9. Checking in on some former Bears in Week 1, many flourished in their new homes.
Khalil Mack’s debut with the Los Angeles Chargers could not have gone much better. He finished the game with three sacks, three tackles for loss, and four quarterback hits. Akiem Hicks had a quality showing in a dominant defensive effort for the Tampa Bay Buccaneers on Sunday Night Football.
Allen Robinson’s debut with the Los Angeles Rams was one to forget. He was targeted just two times, in which he had a single catch (short of the sticks) for 12 yards. Defensive tackle Bilal Nichols was also relatively quiet (three tackles) in his first game with the Las Vegas Raiders.
The Bears made a clear decision to rebuild in the off-season. That led to plenty of tough decisions with veteran players that had once played large roles. It’ll be interesting to see how some of these former key players perform for teams that are expected to compete for playoff spots.
10. Flashing forward to Week 2, Sunday Night’s game appears to be a little more compelling than most had originally thought.
The Packers had a rough season debut in Minnesota on Sunday afternoon. They never led in the game and fell to the Minnesota Vikings by a score of 23-7. Rewind to just a year ago, and many will remember this same Packers team getting dominated by Jameis Winston and the New Orleans Saints by a 38-3 final score. They followed a disappointing Week 1 loss with a seven-game winning streak that only ended when Aaron Rodgers came down with COVID and missed a 13-7 loss to the Kansas City Chiefs.

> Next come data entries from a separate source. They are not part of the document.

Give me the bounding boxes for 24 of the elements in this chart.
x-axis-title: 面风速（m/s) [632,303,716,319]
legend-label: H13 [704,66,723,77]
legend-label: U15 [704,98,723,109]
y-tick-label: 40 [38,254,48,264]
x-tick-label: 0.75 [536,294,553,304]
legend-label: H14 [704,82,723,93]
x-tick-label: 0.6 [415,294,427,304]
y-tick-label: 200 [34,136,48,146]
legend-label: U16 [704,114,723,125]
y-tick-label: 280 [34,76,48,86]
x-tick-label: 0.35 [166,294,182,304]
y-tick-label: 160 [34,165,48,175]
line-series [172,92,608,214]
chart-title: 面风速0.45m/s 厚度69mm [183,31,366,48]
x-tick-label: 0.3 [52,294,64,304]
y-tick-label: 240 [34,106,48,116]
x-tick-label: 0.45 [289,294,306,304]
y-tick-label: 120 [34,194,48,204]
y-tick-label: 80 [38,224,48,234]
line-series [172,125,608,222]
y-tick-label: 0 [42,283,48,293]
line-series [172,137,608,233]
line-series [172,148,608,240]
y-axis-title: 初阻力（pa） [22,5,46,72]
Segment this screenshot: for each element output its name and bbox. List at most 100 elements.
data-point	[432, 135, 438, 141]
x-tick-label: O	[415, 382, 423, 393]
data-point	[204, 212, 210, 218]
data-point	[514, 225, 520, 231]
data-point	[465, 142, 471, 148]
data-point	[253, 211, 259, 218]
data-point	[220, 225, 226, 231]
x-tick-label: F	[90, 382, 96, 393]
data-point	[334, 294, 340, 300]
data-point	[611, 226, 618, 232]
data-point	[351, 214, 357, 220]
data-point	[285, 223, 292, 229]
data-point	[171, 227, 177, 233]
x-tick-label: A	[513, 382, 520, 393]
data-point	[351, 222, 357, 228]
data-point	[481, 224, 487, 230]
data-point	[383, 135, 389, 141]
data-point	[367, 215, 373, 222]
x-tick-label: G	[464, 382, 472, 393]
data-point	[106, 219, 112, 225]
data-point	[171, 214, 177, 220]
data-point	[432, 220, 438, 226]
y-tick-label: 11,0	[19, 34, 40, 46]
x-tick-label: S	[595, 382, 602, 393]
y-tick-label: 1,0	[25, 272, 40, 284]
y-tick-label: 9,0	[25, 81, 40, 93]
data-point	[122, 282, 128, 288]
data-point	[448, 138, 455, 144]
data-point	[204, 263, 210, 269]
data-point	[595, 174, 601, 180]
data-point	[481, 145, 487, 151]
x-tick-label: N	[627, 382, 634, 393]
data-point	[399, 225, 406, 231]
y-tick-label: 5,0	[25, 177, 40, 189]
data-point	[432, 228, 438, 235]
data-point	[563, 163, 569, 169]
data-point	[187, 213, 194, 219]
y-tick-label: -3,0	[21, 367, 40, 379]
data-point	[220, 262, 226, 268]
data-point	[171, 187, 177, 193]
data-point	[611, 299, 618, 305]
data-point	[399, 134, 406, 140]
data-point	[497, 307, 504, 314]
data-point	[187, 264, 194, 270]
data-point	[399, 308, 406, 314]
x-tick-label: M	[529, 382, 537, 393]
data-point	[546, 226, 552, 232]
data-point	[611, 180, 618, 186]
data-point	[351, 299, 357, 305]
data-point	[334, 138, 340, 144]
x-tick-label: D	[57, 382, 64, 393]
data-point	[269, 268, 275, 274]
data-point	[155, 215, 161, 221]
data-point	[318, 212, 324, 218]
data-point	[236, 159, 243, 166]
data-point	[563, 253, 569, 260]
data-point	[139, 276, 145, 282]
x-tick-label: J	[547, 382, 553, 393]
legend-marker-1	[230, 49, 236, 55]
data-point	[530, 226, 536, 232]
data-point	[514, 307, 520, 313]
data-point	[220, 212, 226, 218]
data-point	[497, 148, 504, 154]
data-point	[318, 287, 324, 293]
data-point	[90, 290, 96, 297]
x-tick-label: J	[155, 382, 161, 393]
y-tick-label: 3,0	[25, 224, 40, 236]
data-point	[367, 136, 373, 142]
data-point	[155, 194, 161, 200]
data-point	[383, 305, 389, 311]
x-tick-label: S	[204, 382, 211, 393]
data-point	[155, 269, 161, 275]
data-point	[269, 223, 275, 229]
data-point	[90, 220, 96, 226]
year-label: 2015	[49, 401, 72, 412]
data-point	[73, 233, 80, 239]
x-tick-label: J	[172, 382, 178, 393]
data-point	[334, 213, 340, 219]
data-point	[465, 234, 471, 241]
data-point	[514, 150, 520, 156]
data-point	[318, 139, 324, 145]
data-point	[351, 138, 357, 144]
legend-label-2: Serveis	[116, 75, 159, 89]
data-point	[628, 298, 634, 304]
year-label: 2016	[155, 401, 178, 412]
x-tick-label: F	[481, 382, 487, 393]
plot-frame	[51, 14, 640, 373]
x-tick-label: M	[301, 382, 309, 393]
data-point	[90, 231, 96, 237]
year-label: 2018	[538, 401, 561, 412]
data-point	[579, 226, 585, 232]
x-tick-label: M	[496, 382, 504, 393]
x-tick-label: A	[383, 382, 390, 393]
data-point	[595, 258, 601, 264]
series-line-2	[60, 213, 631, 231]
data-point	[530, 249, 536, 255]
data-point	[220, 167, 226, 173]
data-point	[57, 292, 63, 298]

The Bears will look to avoid repeating history on Sunday night, but it will be a tall task. The only good news? Most of the franchise’s 17 previous head coaches have found a way to beat the Packers in their first year. All new head coaches have since the hire of Dave Wannstedt (1993). They’ll face an extra motivated Rodgers, that currently holds a (22-5) career record against the Bears.